Yang lebih revolusioner adalah implementasi Peraturan Presiden Nomor 6 Tahun 2025 yang mulai berlaku efektif 1 Agustus 2025. Peraturan ini memperkenalkan sistem "titik serah" yang secara radikal mengubah paradigma distribusi pupuk. Sistem baru ini langsung menghubungkan petani dengan pupuk tanpa melalui calo, tengkulak, atau perantara yang selama ini mengambil keuntungan berlebihan.

Sistem ini bagaikan proklamasi kemerdekaan bagi petani Indonesia yang selama puluhan tahun terjerat dalam rantai distribusi yang eksploitatif dan merugikan. Dengan hanya bermodalkan KTP, petani kini dapat menebus pupuk melalui aplikasi iPubers - sebuah digitalisasi yang menghadirkan keadilan dan transparansi. Tidak ada lagi antrian panjang di agen yang seringkali kehabisan stok, tidak ada lagi markup harga yang memberatkan, dan tidak ada lagi diskriminasi berdasarkan kedekatan dengan distributor.

Data awal implementasi menunjukkan hasil yang sangat menggembirakan. Dalam kurun waktu Februari 2025 saja, sistem baru ini berhasil melayani 688.386 transaksi untuk 599.582 petani dengan distribusi mencapai 1,181 juta ton. Tingkat kepuasan petani mencapai 94,2?rdasarkan survei independen yang dilakukan LSM pertanian.

Terobosan lain yang tidak kalah penting adalah diversifikasi sumber pasokan pupuk. Pemerintah tidak lagi bergantung pada satu atau dua produsen besar, melainkan mengembangkan jejaring supplier regional yang melibatkan koperasi dan UMKM pupuk organik. Program ini tidak hanya mengurangi ketergantungan impor, tetapi juga mendorong ekonomi kerakyatan di tingkat grassroot.

Merdeka dari Oligarki Pangan

Kritik pedas tentang "oligarki pangan" yang selama ini mengakar dalam sistem perdagangan komoditas strategis mendapat respons serius dan terukur dari pemerintahan Prabowo. Temuan mengejutkan tentang 212 merek beras yang tidak memenuhi standar kualitas dengan tingkat ketidakpatuhan mencapai 85% memicu reformasi total sistem pengawasan pangan yang melibatkan multiple stakeholder.
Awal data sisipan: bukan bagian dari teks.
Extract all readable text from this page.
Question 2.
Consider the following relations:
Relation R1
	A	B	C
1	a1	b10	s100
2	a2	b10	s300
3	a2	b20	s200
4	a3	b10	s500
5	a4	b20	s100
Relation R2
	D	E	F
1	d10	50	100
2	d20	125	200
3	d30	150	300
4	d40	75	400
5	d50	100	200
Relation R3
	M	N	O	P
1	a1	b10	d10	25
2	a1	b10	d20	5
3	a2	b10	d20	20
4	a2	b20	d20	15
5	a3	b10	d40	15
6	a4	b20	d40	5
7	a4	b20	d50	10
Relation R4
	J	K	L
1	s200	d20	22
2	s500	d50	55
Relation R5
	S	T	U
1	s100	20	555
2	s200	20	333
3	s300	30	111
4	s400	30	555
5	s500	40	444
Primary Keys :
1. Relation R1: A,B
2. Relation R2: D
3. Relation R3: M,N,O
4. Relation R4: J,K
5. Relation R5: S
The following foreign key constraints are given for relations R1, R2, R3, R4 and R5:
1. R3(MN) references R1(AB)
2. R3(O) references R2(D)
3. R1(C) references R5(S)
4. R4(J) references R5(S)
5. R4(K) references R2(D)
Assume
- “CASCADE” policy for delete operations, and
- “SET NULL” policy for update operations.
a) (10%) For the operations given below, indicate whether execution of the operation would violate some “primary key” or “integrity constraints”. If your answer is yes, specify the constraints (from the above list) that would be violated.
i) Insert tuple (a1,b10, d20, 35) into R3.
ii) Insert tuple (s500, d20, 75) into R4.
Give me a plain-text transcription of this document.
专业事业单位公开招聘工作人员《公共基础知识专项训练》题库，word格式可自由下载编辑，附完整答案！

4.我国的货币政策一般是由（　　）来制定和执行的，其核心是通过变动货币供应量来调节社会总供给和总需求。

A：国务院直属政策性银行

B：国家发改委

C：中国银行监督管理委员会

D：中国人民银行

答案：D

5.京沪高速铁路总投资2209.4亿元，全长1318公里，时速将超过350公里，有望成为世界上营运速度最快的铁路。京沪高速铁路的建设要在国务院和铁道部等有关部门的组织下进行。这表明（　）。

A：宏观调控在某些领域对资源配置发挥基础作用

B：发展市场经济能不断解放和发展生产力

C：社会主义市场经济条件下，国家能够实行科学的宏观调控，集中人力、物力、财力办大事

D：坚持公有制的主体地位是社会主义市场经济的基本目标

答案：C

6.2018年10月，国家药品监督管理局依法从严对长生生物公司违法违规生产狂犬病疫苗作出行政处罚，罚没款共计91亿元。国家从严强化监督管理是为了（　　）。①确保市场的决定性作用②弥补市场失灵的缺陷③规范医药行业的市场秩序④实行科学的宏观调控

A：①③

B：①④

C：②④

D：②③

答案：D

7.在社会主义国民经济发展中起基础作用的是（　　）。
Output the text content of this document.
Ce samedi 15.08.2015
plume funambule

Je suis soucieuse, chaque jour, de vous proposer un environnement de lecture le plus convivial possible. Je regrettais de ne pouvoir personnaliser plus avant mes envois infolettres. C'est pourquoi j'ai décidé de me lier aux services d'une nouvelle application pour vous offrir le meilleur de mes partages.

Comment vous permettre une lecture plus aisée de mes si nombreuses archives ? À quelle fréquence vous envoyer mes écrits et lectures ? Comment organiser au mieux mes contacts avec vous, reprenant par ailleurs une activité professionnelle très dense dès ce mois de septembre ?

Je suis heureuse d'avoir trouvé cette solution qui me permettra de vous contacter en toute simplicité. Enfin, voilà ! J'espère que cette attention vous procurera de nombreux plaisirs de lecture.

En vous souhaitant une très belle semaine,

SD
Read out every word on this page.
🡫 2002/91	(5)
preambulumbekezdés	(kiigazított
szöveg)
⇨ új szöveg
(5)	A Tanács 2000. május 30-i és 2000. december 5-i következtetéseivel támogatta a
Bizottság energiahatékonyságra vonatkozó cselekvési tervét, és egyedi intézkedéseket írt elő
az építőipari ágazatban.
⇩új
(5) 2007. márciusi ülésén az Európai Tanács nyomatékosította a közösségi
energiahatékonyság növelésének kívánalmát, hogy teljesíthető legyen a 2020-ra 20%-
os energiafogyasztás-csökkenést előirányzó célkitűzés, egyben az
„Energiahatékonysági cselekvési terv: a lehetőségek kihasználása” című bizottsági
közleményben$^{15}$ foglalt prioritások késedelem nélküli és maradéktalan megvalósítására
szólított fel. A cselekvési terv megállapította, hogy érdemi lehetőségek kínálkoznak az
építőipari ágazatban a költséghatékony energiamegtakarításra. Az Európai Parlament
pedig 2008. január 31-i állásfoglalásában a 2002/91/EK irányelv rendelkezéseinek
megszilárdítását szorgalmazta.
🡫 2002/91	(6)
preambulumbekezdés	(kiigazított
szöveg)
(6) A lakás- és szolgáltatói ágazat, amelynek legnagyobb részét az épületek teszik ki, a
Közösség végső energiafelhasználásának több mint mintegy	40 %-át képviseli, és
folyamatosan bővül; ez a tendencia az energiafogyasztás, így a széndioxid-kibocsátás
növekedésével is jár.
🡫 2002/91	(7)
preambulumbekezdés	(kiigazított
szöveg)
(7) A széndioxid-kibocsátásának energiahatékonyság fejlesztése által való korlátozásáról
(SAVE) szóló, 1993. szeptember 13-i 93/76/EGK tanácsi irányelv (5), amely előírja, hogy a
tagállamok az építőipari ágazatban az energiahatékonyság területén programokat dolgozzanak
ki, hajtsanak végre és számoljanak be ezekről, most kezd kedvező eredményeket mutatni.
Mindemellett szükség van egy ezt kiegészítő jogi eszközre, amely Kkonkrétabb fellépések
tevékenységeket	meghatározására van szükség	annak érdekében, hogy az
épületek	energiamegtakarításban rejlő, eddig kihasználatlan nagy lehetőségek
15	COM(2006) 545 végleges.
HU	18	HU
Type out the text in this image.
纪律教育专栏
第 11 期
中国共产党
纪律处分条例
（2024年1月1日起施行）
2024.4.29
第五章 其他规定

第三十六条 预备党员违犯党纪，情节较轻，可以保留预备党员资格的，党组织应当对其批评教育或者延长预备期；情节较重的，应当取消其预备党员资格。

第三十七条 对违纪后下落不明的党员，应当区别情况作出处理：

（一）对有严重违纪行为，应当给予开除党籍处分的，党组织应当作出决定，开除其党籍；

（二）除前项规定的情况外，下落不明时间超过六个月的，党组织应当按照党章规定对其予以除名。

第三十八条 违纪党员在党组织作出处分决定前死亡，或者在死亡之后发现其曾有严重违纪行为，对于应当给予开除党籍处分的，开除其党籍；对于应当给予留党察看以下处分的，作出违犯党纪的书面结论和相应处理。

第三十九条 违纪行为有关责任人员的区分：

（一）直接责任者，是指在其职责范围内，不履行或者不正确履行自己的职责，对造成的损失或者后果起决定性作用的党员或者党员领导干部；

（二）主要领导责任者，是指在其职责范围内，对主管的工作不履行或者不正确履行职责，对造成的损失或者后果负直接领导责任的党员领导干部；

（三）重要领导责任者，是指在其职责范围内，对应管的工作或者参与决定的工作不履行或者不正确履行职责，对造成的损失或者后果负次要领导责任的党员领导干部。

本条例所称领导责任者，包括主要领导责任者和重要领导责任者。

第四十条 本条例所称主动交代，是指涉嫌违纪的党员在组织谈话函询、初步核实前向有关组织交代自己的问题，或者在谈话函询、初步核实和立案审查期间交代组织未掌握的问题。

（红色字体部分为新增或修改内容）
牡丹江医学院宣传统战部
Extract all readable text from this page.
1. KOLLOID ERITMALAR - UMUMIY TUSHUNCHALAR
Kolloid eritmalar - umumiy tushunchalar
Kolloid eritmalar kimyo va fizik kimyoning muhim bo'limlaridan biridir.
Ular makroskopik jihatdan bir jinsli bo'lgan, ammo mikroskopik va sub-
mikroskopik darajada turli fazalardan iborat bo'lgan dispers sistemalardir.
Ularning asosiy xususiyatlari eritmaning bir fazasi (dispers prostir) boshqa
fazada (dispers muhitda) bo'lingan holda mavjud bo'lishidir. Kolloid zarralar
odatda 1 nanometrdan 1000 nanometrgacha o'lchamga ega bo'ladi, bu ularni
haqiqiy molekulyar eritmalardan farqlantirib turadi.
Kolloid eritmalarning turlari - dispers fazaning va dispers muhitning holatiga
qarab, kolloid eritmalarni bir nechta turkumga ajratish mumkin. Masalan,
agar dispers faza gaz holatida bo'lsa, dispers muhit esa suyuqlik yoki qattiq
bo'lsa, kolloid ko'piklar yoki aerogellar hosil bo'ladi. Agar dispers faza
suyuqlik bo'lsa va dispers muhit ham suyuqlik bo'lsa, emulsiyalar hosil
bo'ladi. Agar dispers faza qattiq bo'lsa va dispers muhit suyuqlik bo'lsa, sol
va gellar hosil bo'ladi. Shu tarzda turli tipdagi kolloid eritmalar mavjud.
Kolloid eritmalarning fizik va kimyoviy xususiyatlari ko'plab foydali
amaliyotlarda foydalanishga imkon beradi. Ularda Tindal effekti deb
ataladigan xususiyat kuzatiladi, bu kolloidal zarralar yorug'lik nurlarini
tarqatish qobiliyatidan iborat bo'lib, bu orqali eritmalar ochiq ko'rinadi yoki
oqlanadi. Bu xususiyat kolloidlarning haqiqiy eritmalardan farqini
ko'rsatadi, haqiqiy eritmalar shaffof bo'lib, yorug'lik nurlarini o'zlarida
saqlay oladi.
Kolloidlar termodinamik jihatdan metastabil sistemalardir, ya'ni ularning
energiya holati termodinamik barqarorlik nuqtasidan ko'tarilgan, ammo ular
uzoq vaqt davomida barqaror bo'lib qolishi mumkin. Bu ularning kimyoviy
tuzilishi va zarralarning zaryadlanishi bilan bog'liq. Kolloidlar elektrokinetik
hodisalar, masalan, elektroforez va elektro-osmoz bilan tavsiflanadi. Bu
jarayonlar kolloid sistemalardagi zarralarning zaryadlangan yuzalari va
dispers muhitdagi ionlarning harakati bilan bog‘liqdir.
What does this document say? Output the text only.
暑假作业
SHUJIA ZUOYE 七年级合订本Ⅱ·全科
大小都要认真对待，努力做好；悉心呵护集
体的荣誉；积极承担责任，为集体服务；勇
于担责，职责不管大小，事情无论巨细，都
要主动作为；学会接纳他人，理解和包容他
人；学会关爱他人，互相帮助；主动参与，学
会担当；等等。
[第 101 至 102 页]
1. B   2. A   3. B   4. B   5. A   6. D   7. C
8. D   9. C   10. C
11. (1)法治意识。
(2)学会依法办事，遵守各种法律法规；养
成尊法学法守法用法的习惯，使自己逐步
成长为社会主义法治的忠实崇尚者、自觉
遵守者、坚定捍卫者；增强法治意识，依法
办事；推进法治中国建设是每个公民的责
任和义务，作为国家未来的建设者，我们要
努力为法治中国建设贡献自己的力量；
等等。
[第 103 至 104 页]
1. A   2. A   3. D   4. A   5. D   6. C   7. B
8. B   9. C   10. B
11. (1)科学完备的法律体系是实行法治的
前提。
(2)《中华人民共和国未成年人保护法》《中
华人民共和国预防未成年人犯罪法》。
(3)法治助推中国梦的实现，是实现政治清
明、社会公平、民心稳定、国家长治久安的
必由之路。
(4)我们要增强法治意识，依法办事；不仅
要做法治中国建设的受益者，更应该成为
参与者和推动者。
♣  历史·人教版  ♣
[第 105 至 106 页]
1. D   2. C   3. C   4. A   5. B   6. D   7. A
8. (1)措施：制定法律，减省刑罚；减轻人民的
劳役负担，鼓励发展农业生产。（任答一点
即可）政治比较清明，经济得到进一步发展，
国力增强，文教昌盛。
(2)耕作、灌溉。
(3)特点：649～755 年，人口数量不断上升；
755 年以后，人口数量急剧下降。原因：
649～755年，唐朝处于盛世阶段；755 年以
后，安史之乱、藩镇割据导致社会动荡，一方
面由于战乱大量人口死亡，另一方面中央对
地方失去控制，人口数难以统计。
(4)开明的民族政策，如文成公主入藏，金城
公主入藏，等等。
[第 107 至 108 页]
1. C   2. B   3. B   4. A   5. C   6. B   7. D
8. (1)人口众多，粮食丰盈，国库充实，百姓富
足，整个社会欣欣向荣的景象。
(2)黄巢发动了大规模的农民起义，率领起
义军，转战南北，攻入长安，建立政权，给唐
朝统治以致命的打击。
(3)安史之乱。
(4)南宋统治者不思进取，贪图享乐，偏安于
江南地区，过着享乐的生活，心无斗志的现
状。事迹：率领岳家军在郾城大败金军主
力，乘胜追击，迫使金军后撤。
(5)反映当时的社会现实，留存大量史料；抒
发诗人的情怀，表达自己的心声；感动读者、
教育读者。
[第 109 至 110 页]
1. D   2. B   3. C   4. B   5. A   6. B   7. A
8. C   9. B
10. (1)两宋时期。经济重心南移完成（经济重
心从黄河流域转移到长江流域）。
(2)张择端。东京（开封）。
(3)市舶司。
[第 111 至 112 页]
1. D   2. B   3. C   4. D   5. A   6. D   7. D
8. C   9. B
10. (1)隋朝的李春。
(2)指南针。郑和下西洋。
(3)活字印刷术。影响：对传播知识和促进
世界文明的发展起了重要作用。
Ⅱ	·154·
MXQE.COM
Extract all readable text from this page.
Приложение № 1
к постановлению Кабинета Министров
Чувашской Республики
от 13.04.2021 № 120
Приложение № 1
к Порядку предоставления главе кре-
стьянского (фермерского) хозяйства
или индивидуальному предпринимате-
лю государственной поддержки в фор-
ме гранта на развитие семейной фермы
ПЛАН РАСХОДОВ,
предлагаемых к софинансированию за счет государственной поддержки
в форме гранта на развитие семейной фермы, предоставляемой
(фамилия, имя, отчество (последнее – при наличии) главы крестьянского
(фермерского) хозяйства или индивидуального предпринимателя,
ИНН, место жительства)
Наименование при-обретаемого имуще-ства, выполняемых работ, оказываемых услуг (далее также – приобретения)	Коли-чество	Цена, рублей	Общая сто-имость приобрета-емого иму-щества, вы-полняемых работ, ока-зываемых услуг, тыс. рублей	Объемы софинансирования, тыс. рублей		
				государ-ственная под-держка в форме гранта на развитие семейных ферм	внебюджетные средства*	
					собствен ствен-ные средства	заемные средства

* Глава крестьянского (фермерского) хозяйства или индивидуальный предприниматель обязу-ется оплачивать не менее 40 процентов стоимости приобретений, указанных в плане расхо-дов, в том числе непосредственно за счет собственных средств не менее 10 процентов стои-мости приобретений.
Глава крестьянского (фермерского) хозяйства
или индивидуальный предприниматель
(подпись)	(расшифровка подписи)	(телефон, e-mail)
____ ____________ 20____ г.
Menteri Pertanian Andi Amran Sulaiman dengan tegas dan berani menindak praktik "oplosan beras" yang selama ini merugikan konsumen. Praktik jahat ini melibatkan pencampuran beras berkualitas rendah dengan beras premium, penjualan beras dengan kadar air berlebihan, dan manipulasi label yang menyesatkan konsumen. Tindakan tegas ini bukan sekadar penegakan hukum, melainkan perjuangan kemerdekaan generasi baru - membebaskan rakyat dari praktik perdagangan yang eksploitatif dan tidak bermoral.

Operasi pemberantasan kartel pangan ini melibatkan sinergi antara Kementerian Pertanian, KPPU, Kejaksaan, dan Polri. Dalam kurun 6 bulan, telah dilakukan 147 operasi pasar mendadak di 25 provinsi, mengungkap berbagai praktik curang yang selama ini merugikan petani dan konsumen. Denda yang dijatuhkan mencapai Rp 45 miliar, sementara 23 pelaku utama kartel ditangkap dan diproses hukum.

Yang tidak kalah penting adalah pembentukan sistem monitoring harga real-time yang melibatkan teknologi artificial intelligence dan big data. Sistem ini mampu mendeteksi anomali harga dan pola perdagangan yang mencurigakan dalam hitungan jam, memungkinkan intervensi cepat sebelum manipulasi pasar merugikan rakyat luas.

Program edukasi konsumen juga menjadi bagian integral dari pemberantasan oligarki pangan. Melalui kampanye nasional "Cerdas Memilih Pangan", masyarakat diedukasi untuk mengenali ciri-ciri produk pangan berkualitas dan memahami hak-hak mereka sebagai konsumen. Program ini berhasil meningkatkan awareness masyarakat dari 34% menjadi 78?lam tempo 6 bulan.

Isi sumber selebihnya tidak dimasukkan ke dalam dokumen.